Ты хоть и не присматриваешься, но знаешь, что все они чем-то похожи друг на друга, тебе не хочется формулировать это умными словами, однако никуда не денешься, это — примета времени, единство поколения, общность интересов и, разумеется, мода.

Берешь книгу и выходишь из комнаты, снова оставляешь их наедине с их проблемами, их музыкой, их разговорами.

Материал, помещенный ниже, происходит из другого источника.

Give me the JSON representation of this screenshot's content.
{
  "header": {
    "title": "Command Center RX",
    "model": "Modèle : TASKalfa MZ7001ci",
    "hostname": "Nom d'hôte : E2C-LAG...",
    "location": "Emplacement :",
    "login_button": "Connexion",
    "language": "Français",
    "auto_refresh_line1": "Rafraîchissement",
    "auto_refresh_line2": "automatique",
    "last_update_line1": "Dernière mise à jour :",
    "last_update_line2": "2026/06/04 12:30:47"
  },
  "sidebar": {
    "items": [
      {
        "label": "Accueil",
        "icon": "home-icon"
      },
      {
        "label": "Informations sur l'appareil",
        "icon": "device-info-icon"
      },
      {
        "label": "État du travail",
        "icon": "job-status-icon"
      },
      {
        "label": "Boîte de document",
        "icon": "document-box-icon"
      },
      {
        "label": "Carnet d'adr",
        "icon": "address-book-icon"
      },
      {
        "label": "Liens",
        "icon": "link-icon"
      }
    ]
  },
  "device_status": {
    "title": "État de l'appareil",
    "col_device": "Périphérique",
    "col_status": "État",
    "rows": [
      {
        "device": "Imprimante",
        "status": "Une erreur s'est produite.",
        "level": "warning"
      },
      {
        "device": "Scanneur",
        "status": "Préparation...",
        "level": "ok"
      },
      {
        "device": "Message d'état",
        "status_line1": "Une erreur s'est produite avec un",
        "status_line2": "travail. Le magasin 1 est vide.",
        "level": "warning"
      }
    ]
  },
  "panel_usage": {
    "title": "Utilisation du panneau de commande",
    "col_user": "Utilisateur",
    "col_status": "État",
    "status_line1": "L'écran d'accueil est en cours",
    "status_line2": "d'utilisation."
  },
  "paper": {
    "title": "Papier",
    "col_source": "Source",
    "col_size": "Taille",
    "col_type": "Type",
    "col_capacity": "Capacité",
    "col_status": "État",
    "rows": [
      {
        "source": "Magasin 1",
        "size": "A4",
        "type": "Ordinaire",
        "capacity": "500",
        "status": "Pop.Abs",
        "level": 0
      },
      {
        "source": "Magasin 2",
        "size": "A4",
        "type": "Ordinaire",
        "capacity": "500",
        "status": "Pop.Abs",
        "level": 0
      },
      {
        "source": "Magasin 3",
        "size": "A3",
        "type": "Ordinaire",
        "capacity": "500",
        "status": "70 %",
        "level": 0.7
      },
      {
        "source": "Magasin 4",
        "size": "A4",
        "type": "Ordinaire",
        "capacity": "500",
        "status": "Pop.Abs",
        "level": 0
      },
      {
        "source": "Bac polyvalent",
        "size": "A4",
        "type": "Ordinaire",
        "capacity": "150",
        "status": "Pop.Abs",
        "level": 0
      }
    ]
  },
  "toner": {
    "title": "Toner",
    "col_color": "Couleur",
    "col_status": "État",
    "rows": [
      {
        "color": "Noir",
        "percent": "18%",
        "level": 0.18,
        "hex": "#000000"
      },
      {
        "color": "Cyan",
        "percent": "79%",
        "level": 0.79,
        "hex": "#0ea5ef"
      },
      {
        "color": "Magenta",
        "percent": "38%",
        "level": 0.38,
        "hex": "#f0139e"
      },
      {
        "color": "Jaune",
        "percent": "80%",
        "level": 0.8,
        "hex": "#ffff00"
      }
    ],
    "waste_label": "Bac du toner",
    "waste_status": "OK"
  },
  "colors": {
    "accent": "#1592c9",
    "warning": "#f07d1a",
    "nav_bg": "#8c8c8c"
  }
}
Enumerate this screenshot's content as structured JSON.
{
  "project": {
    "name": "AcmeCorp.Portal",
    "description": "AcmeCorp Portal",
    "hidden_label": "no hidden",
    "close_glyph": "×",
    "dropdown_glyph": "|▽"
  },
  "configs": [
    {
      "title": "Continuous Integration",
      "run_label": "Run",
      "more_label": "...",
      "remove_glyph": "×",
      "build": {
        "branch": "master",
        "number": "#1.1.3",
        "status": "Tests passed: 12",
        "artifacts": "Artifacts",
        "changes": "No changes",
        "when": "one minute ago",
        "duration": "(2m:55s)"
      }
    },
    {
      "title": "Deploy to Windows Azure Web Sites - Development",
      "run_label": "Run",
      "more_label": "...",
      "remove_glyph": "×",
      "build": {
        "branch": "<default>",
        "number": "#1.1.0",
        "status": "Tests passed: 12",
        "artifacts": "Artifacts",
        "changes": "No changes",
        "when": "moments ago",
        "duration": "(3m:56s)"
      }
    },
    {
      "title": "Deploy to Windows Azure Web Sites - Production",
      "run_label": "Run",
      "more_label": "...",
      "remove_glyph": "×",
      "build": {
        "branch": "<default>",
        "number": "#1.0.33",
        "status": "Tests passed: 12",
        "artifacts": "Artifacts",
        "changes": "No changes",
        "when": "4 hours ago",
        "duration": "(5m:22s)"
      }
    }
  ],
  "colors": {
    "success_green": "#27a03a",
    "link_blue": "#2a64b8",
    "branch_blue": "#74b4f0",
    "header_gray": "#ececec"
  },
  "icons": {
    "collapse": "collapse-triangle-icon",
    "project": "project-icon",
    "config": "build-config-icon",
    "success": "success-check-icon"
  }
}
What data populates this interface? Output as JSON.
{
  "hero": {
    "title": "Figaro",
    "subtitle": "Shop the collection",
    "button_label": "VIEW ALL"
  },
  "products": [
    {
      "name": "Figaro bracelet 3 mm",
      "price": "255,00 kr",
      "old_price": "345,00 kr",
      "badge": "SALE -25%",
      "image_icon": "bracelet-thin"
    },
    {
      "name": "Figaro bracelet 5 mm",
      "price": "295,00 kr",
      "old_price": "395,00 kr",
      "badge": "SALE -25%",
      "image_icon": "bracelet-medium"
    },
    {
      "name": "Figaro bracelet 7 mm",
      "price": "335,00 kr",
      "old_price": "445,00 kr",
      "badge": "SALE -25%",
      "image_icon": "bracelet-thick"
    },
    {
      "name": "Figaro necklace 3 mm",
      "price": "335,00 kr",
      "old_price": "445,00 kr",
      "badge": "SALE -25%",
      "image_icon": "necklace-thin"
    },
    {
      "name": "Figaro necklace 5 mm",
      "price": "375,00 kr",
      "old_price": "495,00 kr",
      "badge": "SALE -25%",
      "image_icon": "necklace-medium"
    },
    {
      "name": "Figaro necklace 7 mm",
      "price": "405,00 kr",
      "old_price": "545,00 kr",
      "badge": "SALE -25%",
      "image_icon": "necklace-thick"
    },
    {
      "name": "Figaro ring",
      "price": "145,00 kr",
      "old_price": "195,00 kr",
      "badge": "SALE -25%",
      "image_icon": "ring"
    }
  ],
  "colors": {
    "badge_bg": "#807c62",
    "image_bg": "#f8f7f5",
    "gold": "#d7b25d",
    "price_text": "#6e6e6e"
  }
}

Ты знаешь, что без тебя им свободнее и проще. Девчонка, без сомнения, сразу подтянула ноги на кресло, ребята взялись за бутерброды, есть им хочется постоянно, даже когда у них плохое настроение и они слушают музыку. Музыка теперь сопровождает их повсюду и всегда, они уже не носят с собой шумных транзисторов, но музыка их не покидает. Длиннющие очереди у «Мелодии», поиски новых пластинок, переписывание на магнитофонные ленты новых песен, названия ансамблей — все это словно обязанность, которую они добровольно возложили на себя. Даже читают, не выключая магнитофона. Тебе иногда кажется, что они и не воспринимают эти мелодии, как человек не слышит шума улицы, по которой идет на работу.

Листая книгу, ты улыбаешься, ловя себя на том, что вот уже который раз думаешь о вещах, давно всем известных, о которых говорено без конца и к которым, однако, возвращаешься снова и снова, как будто эти мелочи — не мелочи, а ключи к не в пример более крупным, важным и доныне никем не отгаданным загадкам.

Память выискивает и собирает осколки дней, тщательно склеивая все вместе, так что даже не видно, где склеено, и только от памяти зависит, будет ли это прекрасный хрустальный бокал или неуклюжая фаянсовая чашка, которую и выбросить не жаль. А может, это зависит не от памяти, а от тебя самой, от того, что ты делала в этот и еще в какой-то другой день?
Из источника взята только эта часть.